The marketer who climbs from UPGRADE to IMPROVE becomes the one in the room with actual data on what their audience responds to, week by week, instead of guessing. They stop arguing about taste and start arguing about evidence. That changes their seniority.
The marketer who climbs from IMPROVE to LEAD stops doing production work at all. They are now setting direction for a system that produces, and reviewing the output. Their job description has changed from “do the marketing” to “design the marketing operation.” That is a different career.

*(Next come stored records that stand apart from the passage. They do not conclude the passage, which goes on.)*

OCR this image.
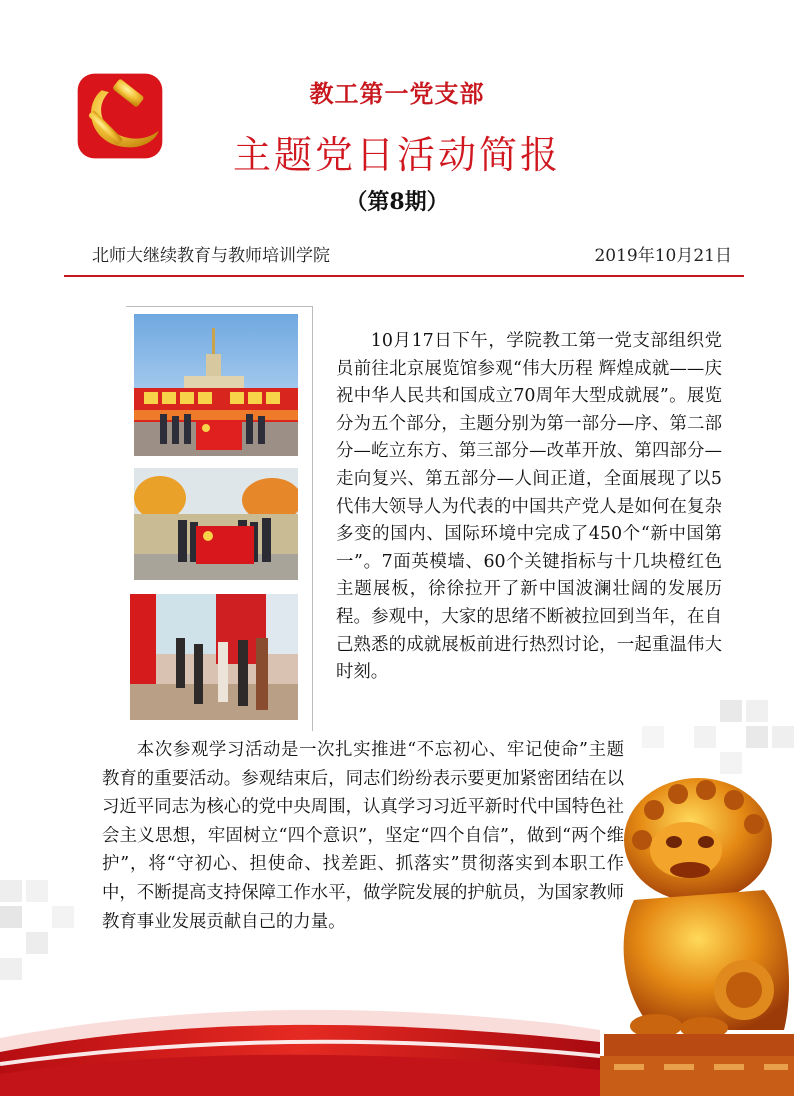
教工第一党支部
主题党日活动简报
（第8期）
北师大继续教育与教师培训学院	2019年10月21日

10月17日下午，学院教工第一党支部组织党员前往北京展览馆参观“伟大历程 辉煌成就——庆祝中华人民共和国成立70周年大型成就展”。展览分为五个部分，主题分别为第一部分—序、第二部分—屹立东方、第三部分—改革开放、第四部分—走向复兴、第五部分—人间正道，全面展现了以5代伟大领导人为代表的中国共产党人是如何在复杂多变的国内、国际环境中完成了450个“新中国第一”。7面英模墙、60个关键指标与十几块橙红色主题展板，徐徐拉开了新中国波澜壮阔的发展历程。参观中，大家的思绪不断被拉回到当年，在自己熟悉的成就展板前进行热烈讨论，一起重温伟大时刻。

本次参观学习活动是一次扎实推进“不忘初心、牢记使命”主题教育的重要活动。参观结束后，同志们纷纷表示要更加紧密团结在以习近平同志为核心的党中央周围，认真学习习近平新时代中国特色社会主义思想，牢固树立“四个意识”，坚定“四个自信”，做到“两个维护”，将“守初心、担使命、找差距、抓落实”贯彻落实到本职工作中，不断提高支持保障工作水平，做学院发展的护航员，为国家教师教育事业发展贡献自己的力量。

The marketer who climbs from LEAD to DELEGATE is running the marketing output of a company several times their team’s size. They are coordinating agents, not channels. They are operating at a level of leverage that did not exist three years ago.
12Get the Full Slide Deck
The lecture this guide is based on was delivered at Iqra University as a guest workshop on AI integration for marketers. The slides cover the same framework with visuals, the workshop pauses I used with the audience, and additional examples that did not make it into the written version. If you want the deck for personal reference, for a team discussion, or to teach the framework yourself, it is available below as a PDF.
No email gate. The framework is more useful in the world than in a spreadsheet of leads. If you adapt the deck for your own teaching, attribution is appreciated but not required for internal team training.
13Honest Limitations of This Framework
Most “frameworks for AI” content skips this section. I think it is the most important one.
It will date faster than my other writing
The vocabulary section is stable. The limitations section is mostly stable. The BUILD framework will hold for a few years. But specific tool recommendations move quickly. Treat the tool picker as a snapshot, not a permanent guide. Re-evaluate every six months.
It does not replace strategic judgment
A framework helps you make better decisions. It does not make decisions for you. Knowing that your team is at BASE does not tell you whether to climb to UPGRADE next quarter, or whether your business even needs to. That call is yours. The framework just makes the call clearer.
Implementation is harder than understanding
Reading this guide is the easy part. Building the UPGRADE layer for your team — actually connecting your brand voice document, customer data, and tooling — is real work. The framework is the map. The work is the terrain. Do not confuse the two.
Some of this will be wrong
I am building this thinking in public while the technology is moving. Specific claims about model capabilities, market shifts, and tool recommendations will age unevenly. The core structure — vocabulary, limitations, fixes, BUILD layers, the handicap psychology — should outlast the details.